Demand for crude oil remains healthy, and prices could stage a modest recovery as global refineries resume production after seasonal maintenance in order to prepare for rising winter demand, Morgan Stanley said in a report.

In a webcast Monday, Morgan Stanley energy economist Adam Longson said there is little likelihood of a severe price drop like the one seen during the 2008-09 recession that took oil down to below $40 a barrel. It is speculators – rather than weakening market fundamentals – that are largely responsible for the most recent slump in crude prices, he said.

"The large downward move in oil over the past two weeks was mostly speculative, in our view," the New York-based analyst said.

"While the market remains oversupplied and lower OPEC [Organization of Petroleum Exporting Countries] production should be required, we see few signs of new deterioration in fundamentals."

In trading Monday, West Texas Intermediate – the trendsetting North America crude – crude was about steady at nearly $83 (U.S.) a barrel, while North Sea Brent fell 76 cents to finish at $85.40 a barrel.

Global oil prices have been falling since June, when they peaked on geopolitical concerns in Russia, the Middle East and North Africa. But that slump turned into a rout in September, as investors turned fundamentally bearish and began loading up on short positions, which are essentially bets that prices will fall further.

Mr. Longson said that, in some markets, short positions by money managers have soared to their highest level ever, leaving the market vulnerable to an exaggerated run-up – or a "short squeeze rally" – if prices turn higher and the short sellers have to cover their positions.

In arguing that the oil markets have oversold, Mr. Longson echoed Goldman Sachs economist Jeff Currie, who sent out a note on Friday suggesting there was no real supply glut – only the expectations of one.

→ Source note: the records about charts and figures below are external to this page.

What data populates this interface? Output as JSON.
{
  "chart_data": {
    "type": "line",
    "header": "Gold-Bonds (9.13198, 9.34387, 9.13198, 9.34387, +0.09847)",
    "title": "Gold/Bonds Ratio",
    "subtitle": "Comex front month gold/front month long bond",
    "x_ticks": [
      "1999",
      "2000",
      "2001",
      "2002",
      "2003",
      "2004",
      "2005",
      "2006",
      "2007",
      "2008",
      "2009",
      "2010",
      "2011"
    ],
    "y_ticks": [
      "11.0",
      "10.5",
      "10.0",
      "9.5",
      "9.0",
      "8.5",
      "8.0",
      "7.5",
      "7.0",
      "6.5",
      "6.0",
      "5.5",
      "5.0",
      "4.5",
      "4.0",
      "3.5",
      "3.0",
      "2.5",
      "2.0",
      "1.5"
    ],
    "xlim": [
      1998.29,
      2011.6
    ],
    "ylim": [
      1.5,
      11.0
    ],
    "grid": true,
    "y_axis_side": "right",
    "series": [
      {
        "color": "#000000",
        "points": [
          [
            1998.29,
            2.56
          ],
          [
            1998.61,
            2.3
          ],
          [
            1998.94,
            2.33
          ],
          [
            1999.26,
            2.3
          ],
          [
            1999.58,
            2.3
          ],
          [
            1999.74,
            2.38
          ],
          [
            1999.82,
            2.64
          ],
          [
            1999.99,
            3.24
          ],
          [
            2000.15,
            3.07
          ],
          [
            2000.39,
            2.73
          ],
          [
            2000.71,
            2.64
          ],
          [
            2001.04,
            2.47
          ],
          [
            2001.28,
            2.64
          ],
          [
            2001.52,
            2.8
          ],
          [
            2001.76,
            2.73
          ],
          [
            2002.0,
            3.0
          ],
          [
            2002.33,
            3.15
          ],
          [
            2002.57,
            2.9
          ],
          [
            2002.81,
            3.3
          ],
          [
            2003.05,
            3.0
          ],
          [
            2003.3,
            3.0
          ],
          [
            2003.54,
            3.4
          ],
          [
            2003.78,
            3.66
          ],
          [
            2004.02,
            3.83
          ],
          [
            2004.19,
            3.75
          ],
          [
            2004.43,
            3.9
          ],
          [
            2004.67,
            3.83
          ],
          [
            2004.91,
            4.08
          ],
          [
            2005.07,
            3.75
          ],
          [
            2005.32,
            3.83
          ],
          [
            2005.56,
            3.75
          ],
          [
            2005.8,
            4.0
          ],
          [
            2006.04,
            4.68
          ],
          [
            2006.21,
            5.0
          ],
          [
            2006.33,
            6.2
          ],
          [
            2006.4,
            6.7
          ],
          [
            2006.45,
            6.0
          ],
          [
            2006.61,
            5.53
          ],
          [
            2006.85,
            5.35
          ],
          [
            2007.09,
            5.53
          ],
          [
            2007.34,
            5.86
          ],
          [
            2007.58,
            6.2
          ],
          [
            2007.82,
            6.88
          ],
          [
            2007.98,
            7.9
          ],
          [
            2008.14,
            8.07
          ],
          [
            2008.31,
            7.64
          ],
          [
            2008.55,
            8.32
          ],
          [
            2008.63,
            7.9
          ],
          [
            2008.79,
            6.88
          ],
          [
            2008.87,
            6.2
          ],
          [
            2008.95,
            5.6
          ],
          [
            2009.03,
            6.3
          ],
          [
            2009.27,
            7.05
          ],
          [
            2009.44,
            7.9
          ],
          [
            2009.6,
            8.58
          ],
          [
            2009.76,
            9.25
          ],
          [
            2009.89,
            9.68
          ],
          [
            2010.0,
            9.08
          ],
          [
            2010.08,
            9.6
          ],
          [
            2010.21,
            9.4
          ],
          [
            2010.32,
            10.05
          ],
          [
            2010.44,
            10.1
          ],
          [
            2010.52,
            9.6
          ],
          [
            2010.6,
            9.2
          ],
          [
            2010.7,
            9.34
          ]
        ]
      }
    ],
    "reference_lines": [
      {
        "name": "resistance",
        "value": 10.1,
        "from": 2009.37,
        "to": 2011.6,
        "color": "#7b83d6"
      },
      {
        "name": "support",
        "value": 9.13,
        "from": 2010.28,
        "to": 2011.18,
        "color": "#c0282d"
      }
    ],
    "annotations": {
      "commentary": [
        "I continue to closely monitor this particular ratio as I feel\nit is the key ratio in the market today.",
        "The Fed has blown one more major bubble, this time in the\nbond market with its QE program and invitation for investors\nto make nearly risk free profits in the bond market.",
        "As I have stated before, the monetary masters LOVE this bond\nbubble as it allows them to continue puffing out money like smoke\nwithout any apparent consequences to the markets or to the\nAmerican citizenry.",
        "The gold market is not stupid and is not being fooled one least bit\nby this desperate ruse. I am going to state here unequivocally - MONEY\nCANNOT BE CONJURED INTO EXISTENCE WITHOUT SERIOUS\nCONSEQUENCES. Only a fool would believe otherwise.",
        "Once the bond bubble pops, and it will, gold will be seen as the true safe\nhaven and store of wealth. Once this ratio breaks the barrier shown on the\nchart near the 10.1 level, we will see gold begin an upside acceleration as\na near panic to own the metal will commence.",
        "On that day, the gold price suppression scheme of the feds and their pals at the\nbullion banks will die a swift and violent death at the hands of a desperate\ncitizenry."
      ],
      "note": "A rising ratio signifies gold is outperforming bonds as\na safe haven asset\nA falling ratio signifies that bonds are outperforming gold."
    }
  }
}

Mr. Longson acknowledged that traders remain edgy and will be looking for signs from OPEC that it is prepared to cut production at its meeting in late November. But the Morgan Stanley economist said stronger-than-anticipated demand may be enough to keep prices at current levels, even if Saudi Arabia and other OPEC leaders stand pat on production in November.

So far, the Saudis have not indicated a willingness to cut production and may be waiting to see whether rising demand is enough to support prices at these levels.

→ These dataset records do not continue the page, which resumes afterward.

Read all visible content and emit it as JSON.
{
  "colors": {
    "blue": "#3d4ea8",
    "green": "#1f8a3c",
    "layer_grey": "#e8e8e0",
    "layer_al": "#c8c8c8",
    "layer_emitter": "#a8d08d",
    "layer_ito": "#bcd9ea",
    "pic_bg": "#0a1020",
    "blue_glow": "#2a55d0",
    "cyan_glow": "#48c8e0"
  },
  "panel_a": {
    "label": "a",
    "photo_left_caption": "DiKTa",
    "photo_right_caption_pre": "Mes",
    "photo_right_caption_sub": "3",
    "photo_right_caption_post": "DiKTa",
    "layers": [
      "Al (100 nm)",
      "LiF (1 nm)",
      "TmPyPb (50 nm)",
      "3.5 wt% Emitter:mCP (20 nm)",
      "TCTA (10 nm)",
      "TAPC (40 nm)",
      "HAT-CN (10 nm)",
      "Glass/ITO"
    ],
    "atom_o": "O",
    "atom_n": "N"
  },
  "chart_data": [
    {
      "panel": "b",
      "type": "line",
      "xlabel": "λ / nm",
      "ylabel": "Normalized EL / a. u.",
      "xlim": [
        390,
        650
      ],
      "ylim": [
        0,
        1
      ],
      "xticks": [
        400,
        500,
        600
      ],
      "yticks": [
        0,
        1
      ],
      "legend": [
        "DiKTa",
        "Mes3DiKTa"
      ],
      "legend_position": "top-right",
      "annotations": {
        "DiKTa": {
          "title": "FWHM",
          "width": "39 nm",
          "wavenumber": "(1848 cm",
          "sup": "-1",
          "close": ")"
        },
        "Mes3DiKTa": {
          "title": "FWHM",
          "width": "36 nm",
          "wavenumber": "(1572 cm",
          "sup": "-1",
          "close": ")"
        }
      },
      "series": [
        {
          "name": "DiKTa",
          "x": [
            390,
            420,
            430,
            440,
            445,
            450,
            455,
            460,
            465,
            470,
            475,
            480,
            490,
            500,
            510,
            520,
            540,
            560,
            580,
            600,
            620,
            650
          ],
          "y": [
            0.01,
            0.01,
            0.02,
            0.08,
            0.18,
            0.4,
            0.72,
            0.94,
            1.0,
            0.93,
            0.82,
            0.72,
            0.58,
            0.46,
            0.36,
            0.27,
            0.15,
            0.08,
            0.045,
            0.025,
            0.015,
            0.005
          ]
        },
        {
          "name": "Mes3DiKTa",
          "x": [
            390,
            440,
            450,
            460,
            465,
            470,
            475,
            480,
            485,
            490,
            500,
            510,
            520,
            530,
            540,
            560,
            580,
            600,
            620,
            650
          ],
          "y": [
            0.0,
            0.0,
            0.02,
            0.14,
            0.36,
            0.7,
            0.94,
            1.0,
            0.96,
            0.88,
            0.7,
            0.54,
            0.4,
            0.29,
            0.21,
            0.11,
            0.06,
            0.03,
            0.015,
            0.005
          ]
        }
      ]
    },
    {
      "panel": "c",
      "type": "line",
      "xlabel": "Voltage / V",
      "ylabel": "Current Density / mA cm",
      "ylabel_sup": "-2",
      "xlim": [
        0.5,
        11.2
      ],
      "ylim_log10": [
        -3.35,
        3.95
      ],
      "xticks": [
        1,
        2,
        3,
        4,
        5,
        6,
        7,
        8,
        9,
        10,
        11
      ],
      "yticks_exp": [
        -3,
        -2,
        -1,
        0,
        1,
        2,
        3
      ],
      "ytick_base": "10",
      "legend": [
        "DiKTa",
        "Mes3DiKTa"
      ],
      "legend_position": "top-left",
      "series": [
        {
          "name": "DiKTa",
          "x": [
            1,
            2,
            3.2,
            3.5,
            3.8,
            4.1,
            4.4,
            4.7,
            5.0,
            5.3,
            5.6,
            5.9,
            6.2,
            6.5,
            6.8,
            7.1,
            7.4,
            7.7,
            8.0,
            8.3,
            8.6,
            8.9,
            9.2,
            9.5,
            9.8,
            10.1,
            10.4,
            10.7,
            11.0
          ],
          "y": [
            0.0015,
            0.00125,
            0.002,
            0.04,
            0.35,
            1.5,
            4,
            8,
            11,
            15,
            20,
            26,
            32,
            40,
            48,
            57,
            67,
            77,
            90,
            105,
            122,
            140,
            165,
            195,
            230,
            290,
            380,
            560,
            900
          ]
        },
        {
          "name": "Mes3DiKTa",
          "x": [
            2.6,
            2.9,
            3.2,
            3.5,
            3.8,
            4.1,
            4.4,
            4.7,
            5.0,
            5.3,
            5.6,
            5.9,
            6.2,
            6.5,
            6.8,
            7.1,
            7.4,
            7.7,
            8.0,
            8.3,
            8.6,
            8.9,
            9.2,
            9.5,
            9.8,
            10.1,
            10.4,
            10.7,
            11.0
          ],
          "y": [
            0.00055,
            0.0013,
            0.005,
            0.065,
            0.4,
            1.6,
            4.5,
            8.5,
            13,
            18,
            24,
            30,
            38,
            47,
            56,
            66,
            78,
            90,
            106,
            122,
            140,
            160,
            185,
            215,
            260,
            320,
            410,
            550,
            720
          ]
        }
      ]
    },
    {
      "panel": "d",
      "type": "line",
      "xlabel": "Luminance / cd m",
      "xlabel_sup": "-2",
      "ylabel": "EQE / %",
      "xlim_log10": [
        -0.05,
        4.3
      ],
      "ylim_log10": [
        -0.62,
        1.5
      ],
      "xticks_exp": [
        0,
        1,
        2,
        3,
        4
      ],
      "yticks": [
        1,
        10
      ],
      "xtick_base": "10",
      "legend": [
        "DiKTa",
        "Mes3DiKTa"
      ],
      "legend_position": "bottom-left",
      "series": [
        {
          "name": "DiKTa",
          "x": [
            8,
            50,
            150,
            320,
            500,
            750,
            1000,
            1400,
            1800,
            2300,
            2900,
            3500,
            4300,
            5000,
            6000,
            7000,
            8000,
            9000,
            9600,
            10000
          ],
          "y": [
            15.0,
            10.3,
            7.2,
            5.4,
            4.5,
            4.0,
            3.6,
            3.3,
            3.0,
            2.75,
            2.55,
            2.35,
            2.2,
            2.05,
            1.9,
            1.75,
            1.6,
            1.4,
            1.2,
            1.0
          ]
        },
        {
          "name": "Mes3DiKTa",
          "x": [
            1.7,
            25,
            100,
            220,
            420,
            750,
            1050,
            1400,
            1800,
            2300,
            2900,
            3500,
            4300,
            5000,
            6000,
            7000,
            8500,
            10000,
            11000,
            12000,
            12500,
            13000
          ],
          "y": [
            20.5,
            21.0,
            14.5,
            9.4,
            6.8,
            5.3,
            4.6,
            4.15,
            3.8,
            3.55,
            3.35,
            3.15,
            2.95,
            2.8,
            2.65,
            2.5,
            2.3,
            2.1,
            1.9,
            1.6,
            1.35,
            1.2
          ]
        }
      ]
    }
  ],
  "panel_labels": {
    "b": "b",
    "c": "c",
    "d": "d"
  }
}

"Demand will get better from October to December – you can see some pretty big increases in terms of crude runs," the Morgan Stanley economist said.

Typically, the International Energy Agency looks at petroleum products markets as the key benchmark for crude, but the economist said the two markets have decoupled for a variety of reasons, and the demand for crude is actually running a head of overall demand for petroleum products.

If the Saudis are looking to squeeze some high-priced producers out the market – as some analysts contend – prices will likely have to go a lot lower, though some companies may cut back on new investments at these levels. Mr. Longson said U.S. tight oil producers typically have costs well below $80 a barrel, and have reasons to keep producers even when profits get squeezed.

Indeed, U.S.-based oil services company Halliburton Co. said Monday it has seen no sign that the price swoon of the past few months has had an impact on drilling intentions in North America.

"We believe industry fundamentals suggest that these lower prices are not sustainable," chief executive Dave Lesar said on a conference call.

Halliburton's comments echo those of rivals Schlumberger Ltd. and Baker Hughes Inc. Market leader Schlumberger said it expected increased oil and gas spending in 2015 due to a rise in global demand, while Baker Hughes said clients would rethink projects only if oil fell to and remained at $75 for a few months.